GreekOrthodox, years ago, I earned my first degree at a two-year, quintessentially American, career-oriented college, where education was a means, not an end. Nobody saw the wide, systematic perspective that kind of education would have given us.
St. Thomas's thought is systematic enough that it's hard to write a book about any one aspect of it. To understand his metaphysics, say, you need to interpret it with plenty of context because it relates intimately to many, many other parts of his thought.
Larson seems to have torn some Eastern Orthodox thought from a huge context. During a lecture about the Emergent Church movement, a very dangerous movement, I think, Dr. D.A. Carson convinced me that, although everybody sees the world some perspective or other, we can know how things actually are in the world. We can have justified true beliefs that conform to reality. But we can't see anything from God's perspective, because He's all-knowing and we're not that way. For St. Thomas, we can get genuine knowledge about God and His eternality. The trouble is that, He differs radically enough from us that we need to know analogically about Him when we know anything about Him. You shouldn't sum up something in a paragraph when you need a whole article just to try to scratch the tiniest part of the surface. Larson has been missing the Eastern Orthodox forest because he's been staring at a baby termite on a seedling.

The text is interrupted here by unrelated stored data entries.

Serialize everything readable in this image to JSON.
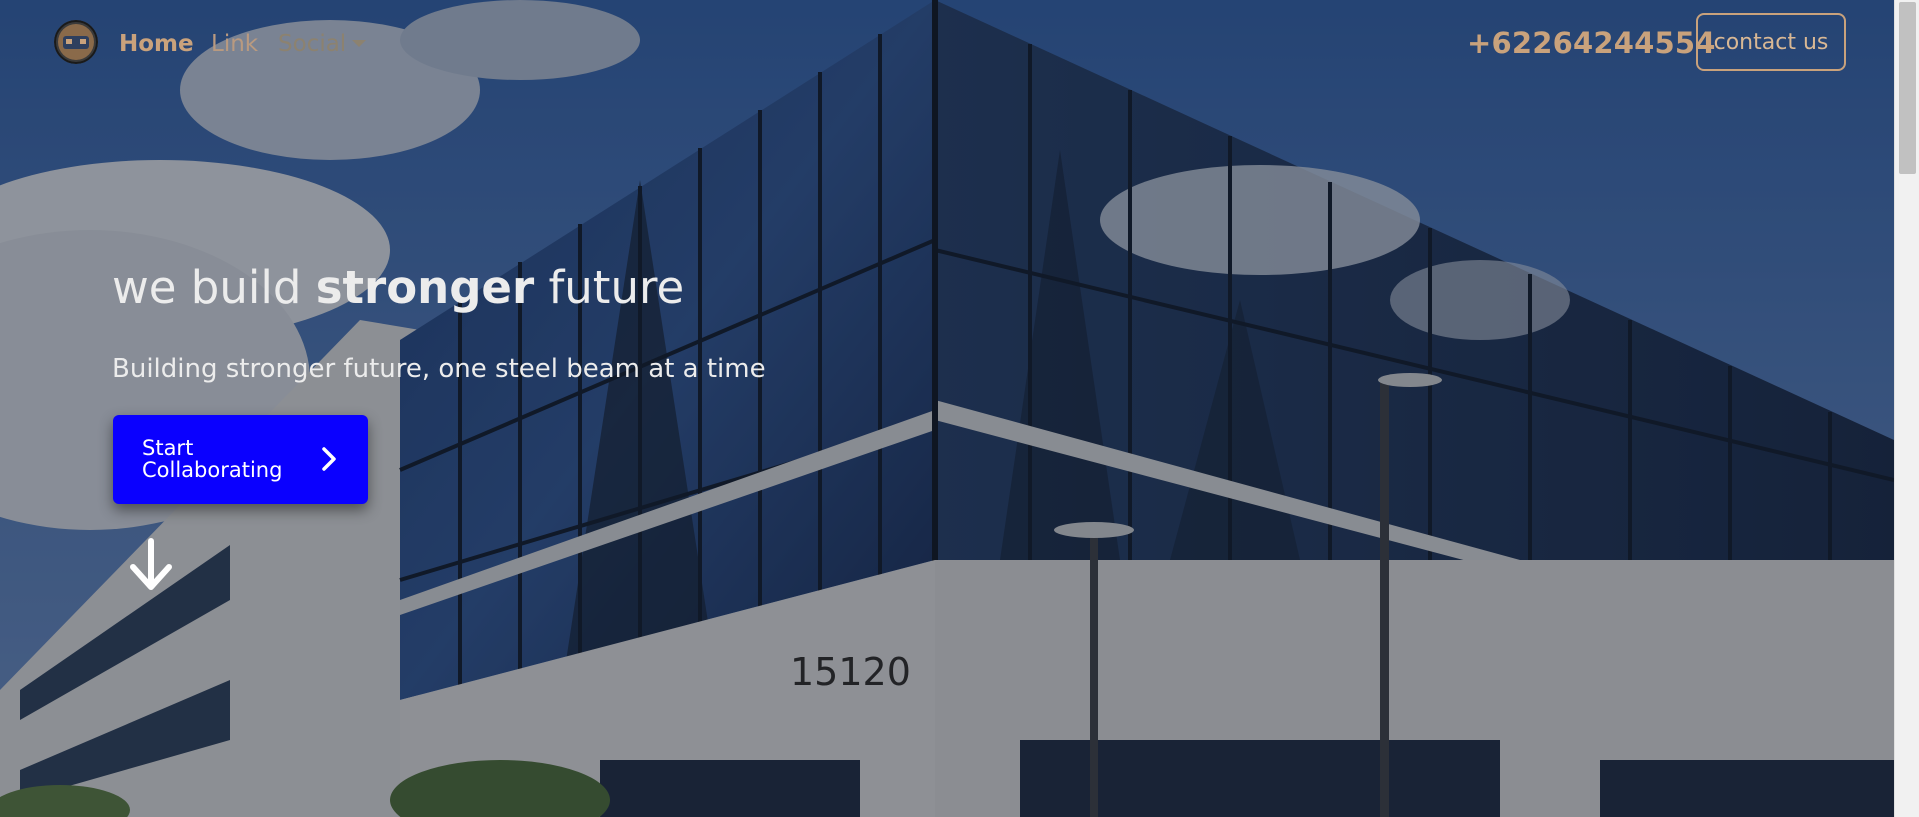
{
  "navbar": {
    "brand_icon": "brand-logo-icon",
    "links": {
      "home": "Home",
      "link": "Link",
      "social": "Social"
    },
    "social_caret_icon": "caret-down-icon",
    "phone": "+62264244554",
    "contact_label": "contact us"
  },
  "hero": {
    "title_prefix": "we build ",
    "title_strong": "stronger",
    "title_suffix": " future",
    "subtitle": "Building stronger future, one steel beam at a time",
    "cta_label": "Start Collaborating",
    "cta_icon": "chevron-right-icon",
    "scroll_icon": "arrow-down-icon",
    "building_number": "15120"
  },
  "colors": {
    "accent": "#c9a27c",
    "cta_background": "#0a00ff",
    "hero_text": "#ececec"
  }
}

What do you mean by "schism?" For a Catholic, a schismatic is one who rejects the papacy in itself and a heretic is someone who denies a dogma or doubts it obstinately. From our perspective the Eastern Orthodox are in both heresy and schism, in heresy because they reject papal infallibility and in schism because they reject papal primacy. For us, the Pope is not the first among equals. We believe that he's the visible head of the only Church that Christ founded. He's also a monarch like the vice-president of a company where Christ is the president. The rites in the Catholic Church, Roman, Ukrainian, Maronite, and so forth are parts of the one Church, not autocephalus Churches.
In Thomistic thought, by the way, "eternity" and "timelessness" seem to be synonyms of each other. Someone timeless is unchanging, unchangeable, and simple, where being simple means having no parts of any kind.